At time of print, it was not yet clear when the trial would be resumed.
The defendants are charged with “forming an operations room to direct the Muslim Brotherhood group to defy the government during the Rabaa sit-in dispersal”, according to the statement released by the prosecutor general’s office in February.
Ahmed Helmy, a lawyer working on the case, said that the trial did not start on its designated time due to sound system problems as the defendants are kept inside a glass cell in court so the judge could not hear the defendants and the case was adjourned.
Helmy noted that the court was supposed to hear the testimony of eyewitnesses in the trial on Sunday.
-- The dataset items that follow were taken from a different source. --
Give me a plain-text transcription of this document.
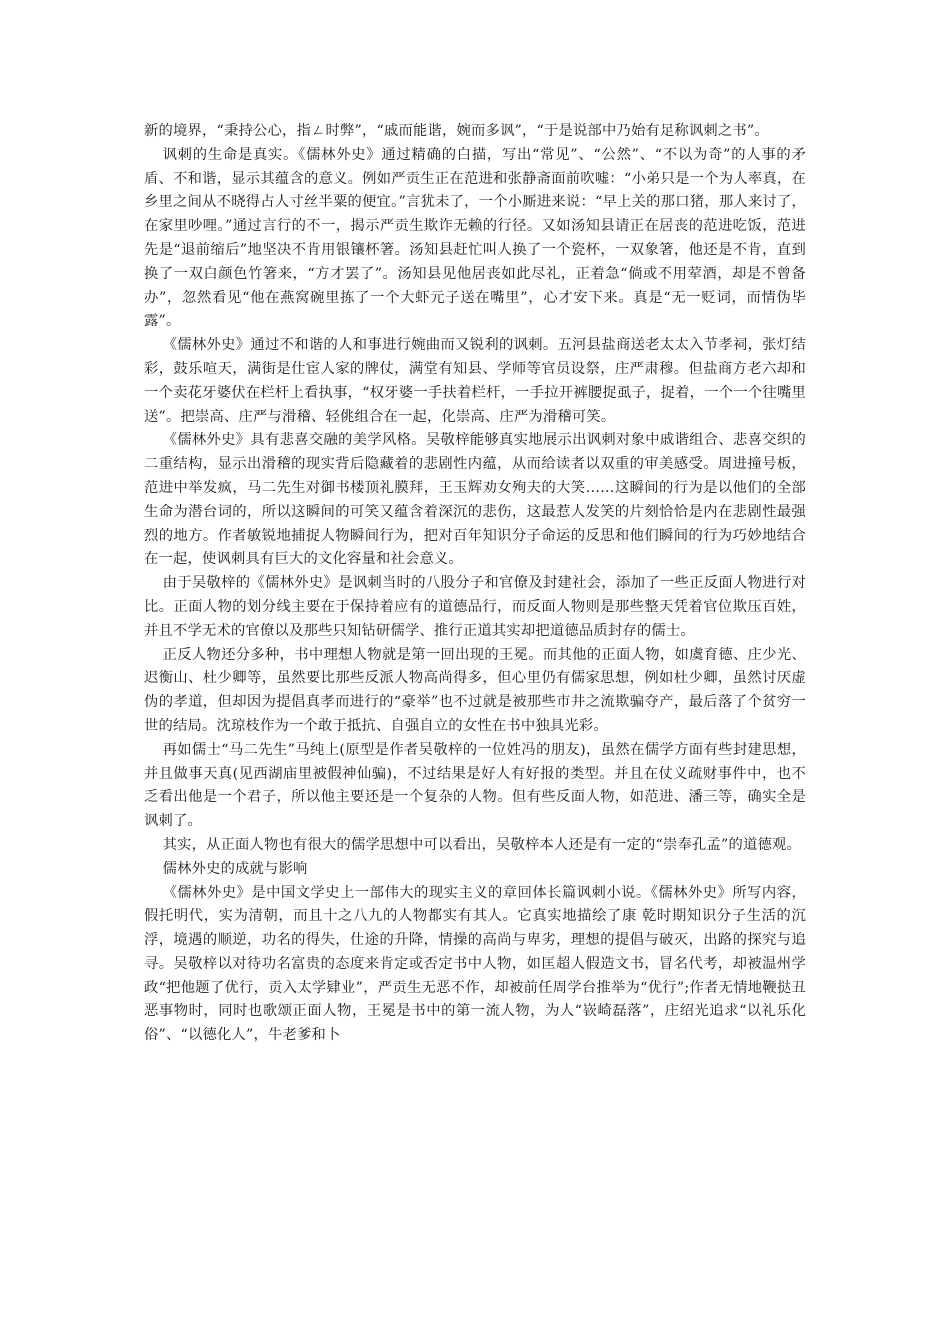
新的境界，“秉持公心，指ㄥ时弊”，“戚而能谐，婉而多讽”，“于是说部中乃始有足称讽刺之书”。

讽刺的生命是真实。《儒林外史》通过精确的白描，写出“常见”、“公然”、“不以为奇”的人事的矛盾、不和谐，显示其蕴含的意义。例如严贡生正在范进和张静斋面前吹嘘：“小弟只是一个为人率真，在乡里之间从不晓得占人寸丝半粟的便宜。”言犹未了，一个小厮进来说：“早上关的那口猪，那人来讨了，在家里吵哩。”通过言行的不一，揭示严贡生欺诈无赖的行径。又如汤知县请正在居丧的范进吃饭，范进先是“退前缩后”地坚决不肯用银镶杯箸。汤知县赶忙叫人换了一个瓷杯，一双象箸，他还是不肯，直到换了一双白颜色竹箸来，“方才罢了”。汤知县见他居丧如此尽礼，正着急“倘或不用荤酒，却是不曾备办”，忽然看见“他在燕窝碗里拣了一个大虾元子送在嘴里”，心才安下来。真是“无一贬词，而情伪毕露”。

《儒林外史》通过不和谐的人和事进行婉曲而又锐利的讽刺。五河县盐商送老太太入节孝祠，张灯结彩，鼓乐喧天，满街是仕宦人家的牌仗，满堂有知县、学师等官员设祭，庄严肃穆。但盐商方老六却和一个卖花牙婆伏在栏杆上看执事，“权牙婆一手扶着栏杆，一手拉开裤腰捉虱子，捉着，一个一个往嘴里送”。把崇高、庄严与滑稽、轻佻组合在一起，化崇高、庄严为滑稽可笑。

《儒林外史》具有悲喜交融的美学风格。吴敬梓能够真实地展示出讽刺对象中戚谐组合、悲喜交织的二重结构，显示出滑稽的现实背后隐藏着的悲剧性内蕴，从而给读者以双重的审美感受。周进撞号板，范进中举发疯，马二先生对御书楼顶礼膜拜，王玉辉劝女殉夫的大笑……这瞬间的行为是以他们的全部生命为潜台词的，所以这瞬间的可笑又蕴含着深沉的悲伤，这最惹人发笑的片刻恰恰是内在悲剧性最强烈的地方。作者敏锐地捕捉人物瞬间行为，把对百年知识分子命运的反思和他们瞬间的行为巧妙地结合在一起，使讽刺具有巨大的文化容量和社会意义。

由于吴敬梓的《儒林外史》是讽刺当时的八股分子和官僚及封建社会，添加了一些正反面人物进行对比。正面人物的划分线主要在于保持着应有的道德品行，而反面人物则是那些整天凭着官位欺压百姓，并且不学无术的官僚以及那些只知钻研儒学、推行正道其实却把道德品质封存的儒士。

正反人物还分多种，书中理想人物就是第一回出现的王冕。而其他的正面人物，如虞育德、庄少光、迟衡山、杜少卿等，虽然要比那些反派人物高尚得多，但心里仍有儒家思想，例如杜少卿，虽然讨厌虚伪的孝道，但却因为提倡真孝而进行的“豪举”也不过就是被那些市井之流欺骗夺产，最后落了个贫穷一世的结局。沈琼枝作为一个敢于抵抗、自强自立的女性在书中独具光彩。

再如儒士“马二先生”马纯上(原型是作者吴敬梓的一位姓冯的朋友)，虽然在儒学方面有些封建思想，并且做事天真(见西湖庙里被假神仙骗)，不过结果是好人有好报的类型。并且在仗义疏财事件中，也不乏看出他是一个君子，所以他主要还是一个复杂的人物。但有些反面人物，如范进、潘三等，确实全是讽刺了。

其实，从正面人物也有很大的儒学思想中可以看出，吴敬梓本人还是有一定的“崇奉孔孟”的道德观。

儒林外史的成就与影响

《儒林外史》是中国文学史上一部伟大的现实主义的章回体长篇讽刺小说。《儒林外史》所写内容，假托明代，实为清朝，而且十之八九的人物都实有其人。它真实地描绘了康 乾时期知识分子生活的沉浮，境遇的顺逆，功名的得失，仕途的升降，情操的高尚与卑劣，理想的提倡与破灭，出路的探究与追寻。吴敬梓以对待功名富贵的态度来肯定或否定书中人物，如匡超人假造文书，冒名代考，却被温州学政“把他题了优行，贡入太学肄业”，严贡生无恶不作，却被前任周学台推举为“优行”;作者无情地鞭挞丑恶事物时，同时也歌颂正面人物，王冕是书中的第一流人物，为人“嵚崎磊落”，庄绍光追求“以礼乐化俗”、“以德化人”，牛老爹和卜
Soltan was arrested in August 2013 for participating in the Rabaa sit-in. He has been on an open-ended hunger strike since 26 January.
The Doctor’s Syndicate issued a release in June stating that Soltan suffered from deteriorating health problems including high blood pressure, low blood sugar and high uric acid. Accordingly the court ordered for him to receive medical care in the prison’s hospital under the supervision of the prosecution.
Helmy said that he was transferred again from the prison’s hospital back to his cell.
Badie has been charged in several cases. He was sentenced to death, along with 183 others, by the Minya Criminal Court on charges of killing two policemen and breaking into Edwa Police Station in August 2013. He is also accused of escaping Wadi El-Natrun prison in January 2011 and spying for the “International Organisation of the Muslim Brotherhood and its armed wing”.